Maybe it’s your attitude then. If you are claiming that people you call friends are only singling you out because of your physical appearance and not your personality or the way you carry yourself, because confidence is more attractive than physical attributes. you can be attractive but an ass hole and people wouldn’t want to invite them because of how they act, not their appearance
I do think physical appearance plays a role in first impressions. Unfortunate, but it’s not productive to deny it. Pretty privilege is real. I won’t sit here and say “nooo ur beautiful” because I don’t think you’d be making this post if you were conventionally attractive (if such a thing exists), unless your confidence is just extra extra low. But if you give people opportunities to get to know you, and they still exclude you because of your appearance, then they’re shallow. And bad friends.

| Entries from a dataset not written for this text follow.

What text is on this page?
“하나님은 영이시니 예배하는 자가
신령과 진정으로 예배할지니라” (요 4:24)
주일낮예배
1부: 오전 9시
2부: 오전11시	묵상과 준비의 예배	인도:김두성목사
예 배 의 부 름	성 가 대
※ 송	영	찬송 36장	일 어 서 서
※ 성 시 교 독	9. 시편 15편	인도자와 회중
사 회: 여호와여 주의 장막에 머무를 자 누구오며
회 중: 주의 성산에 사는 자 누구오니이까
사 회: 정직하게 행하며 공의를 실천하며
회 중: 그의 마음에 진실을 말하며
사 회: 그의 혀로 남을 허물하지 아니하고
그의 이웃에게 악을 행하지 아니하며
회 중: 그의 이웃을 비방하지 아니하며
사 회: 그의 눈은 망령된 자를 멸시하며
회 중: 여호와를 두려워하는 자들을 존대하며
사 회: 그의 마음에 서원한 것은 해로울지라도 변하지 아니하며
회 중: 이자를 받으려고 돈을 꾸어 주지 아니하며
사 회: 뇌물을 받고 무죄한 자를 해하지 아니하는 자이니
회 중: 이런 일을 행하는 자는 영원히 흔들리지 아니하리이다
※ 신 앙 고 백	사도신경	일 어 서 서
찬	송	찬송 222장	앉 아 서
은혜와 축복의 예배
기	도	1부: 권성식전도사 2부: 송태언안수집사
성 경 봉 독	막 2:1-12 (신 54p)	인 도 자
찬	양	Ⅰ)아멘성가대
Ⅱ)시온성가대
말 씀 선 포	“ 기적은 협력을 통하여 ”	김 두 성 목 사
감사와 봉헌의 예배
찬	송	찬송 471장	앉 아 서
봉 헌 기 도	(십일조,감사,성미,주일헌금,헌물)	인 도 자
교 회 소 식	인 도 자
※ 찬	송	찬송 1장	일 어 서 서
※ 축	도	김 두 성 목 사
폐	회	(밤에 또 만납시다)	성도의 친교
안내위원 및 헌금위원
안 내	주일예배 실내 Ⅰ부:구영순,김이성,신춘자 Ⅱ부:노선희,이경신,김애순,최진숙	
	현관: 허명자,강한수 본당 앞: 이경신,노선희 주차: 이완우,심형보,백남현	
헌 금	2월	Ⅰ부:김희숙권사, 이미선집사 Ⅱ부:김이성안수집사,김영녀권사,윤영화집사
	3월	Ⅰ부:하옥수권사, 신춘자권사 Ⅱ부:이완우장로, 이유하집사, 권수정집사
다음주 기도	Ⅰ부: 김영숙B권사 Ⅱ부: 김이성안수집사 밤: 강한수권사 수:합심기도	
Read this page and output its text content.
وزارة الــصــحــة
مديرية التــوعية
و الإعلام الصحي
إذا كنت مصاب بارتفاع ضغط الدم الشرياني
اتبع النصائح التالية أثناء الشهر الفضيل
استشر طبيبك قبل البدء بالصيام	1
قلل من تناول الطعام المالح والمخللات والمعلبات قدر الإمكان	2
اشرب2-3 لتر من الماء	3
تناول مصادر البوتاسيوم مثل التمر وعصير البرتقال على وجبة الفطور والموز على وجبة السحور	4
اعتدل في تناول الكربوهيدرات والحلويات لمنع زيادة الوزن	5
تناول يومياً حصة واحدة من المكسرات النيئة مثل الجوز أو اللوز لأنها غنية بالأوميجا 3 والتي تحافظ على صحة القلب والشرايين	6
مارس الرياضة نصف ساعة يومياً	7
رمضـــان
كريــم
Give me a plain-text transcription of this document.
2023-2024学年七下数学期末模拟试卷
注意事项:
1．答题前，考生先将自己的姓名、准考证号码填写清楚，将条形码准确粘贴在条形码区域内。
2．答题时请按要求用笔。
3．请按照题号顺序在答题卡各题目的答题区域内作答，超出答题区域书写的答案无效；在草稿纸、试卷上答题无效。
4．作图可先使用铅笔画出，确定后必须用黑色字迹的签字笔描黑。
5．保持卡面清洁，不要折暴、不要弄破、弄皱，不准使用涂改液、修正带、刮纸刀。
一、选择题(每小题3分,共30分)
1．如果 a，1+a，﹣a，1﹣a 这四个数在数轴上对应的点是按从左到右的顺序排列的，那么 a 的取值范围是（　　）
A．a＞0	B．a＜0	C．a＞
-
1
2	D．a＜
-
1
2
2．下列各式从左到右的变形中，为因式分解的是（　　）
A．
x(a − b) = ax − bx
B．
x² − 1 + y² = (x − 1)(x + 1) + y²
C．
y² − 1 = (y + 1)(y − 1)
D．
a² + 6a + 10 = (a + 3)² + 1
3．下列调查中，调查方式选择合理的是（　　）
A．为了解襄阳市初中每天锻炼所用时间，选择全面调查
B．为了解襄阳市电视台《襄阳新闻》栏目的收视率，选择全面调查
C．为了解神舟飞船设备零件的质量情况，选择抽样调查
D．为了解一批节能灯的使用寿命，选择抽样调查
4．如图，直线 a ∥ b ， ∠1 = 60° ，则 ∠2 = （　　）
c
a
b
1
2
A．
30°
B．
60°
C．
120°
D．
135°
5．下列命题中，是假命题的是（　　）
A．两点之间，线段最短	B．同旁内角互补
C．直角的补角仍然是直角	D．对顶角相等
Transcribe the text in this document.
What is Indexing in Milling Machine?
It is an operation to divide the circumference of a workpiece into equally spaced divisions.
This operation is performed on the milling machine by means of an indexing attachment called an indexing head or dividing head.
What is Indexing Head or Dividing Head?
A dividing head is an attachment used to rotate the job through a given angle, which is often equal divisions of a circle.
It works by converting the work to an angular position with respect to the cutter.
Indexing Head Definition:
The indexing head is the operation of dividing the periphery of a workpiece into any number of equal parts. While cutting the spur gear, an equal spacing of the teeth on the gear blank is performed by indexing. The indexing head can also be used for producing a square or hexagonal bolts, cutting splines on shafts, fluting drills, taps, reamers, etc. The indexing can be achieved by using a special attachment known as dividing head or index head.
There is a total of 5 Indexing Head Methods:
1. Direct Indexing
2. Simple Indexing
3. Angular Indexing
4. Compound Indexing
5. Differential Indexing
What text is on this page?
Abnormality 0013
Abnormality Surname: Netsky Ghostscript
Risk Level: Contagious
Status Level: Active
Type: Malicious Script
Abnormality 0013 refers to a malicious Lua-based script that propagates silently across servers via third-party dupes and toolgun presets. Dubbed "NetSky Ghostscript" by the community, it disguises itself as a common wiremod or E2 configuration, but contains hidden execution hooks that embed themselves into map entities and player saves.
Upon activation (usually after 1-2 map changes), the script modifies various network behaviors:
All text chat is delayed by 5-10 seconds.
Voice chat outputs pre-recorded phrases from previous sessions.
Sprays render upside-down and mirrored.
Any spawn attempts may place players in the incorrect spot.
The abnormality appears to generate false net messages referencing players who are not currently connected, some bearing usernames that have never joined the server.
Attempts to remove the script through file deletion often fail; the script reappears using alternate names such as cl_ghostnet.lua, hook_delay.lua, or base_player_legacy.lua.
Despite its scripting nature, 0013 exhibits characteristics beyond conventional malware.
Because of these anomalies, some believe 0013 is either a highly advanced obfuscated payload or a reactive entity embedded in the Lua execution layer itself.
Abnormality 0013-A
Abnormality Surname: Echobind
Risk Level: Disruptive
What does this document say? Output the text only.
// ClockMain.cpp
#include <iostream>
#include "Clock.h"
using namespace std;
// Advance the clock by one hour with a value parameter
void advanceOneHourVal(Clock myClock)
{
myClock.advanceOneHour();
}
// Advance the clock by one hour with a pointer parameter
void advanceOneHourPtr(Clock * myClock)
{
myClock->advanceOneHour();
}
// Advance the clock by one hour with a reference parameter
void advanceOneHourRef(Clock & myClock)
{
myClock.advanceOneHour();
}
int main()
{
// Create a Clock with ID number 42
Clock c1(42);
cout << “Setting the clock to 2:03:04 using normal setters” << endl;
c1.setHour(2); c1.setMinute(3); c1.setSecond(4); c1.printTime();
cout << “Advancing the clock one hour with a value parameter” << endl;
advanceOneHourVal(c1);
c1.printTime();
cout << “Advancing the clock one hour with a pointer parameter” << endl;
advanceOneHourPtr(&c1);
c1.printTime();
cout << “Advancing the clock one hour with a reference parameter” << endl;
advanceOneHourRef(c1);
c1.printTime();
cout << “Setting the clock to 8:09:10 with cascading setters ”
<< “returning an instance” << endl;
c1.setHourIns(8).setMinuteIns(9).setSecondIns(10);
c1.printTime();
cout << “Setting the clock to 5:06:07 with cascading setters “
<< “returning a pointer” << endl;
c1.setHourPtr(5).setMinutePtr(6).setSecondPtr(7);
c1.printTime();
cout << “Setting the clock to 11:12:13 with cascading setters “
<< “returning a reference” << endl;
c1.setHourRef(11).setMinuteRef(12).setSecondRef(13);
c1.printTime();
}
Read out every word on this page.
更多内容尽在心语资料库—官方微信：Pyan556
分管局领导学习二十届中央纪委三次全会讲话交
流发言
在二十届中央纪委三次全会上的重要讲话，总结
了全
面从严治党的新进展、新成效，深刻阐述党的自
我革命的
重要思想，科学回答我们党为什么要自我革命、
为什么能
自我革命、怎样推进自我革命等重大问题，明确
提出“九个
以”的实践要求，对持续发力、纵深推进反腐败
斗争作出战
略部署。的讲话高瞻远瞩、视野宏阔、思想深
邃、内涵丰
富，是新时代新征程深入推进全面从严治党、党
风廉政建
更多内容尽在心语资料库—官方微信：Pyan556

Now, how do you know if they’re excluding you because of your appearance vs your personality? That’s tough. But this is where confidence comes in, because if you’re spending all your time worrying about your looks, you’re not giving people a chance to know you for your personality.
Again, #1 is right that putting yourself down all the time can be a deterrent. But it’s a delicate thing, because we are all insecure to some degree, and self-deprecating humor is a very common way to cope with that. Some of my friends are extremely self-deprecating, which I find funny and endearing, but others might have a different tolerance level.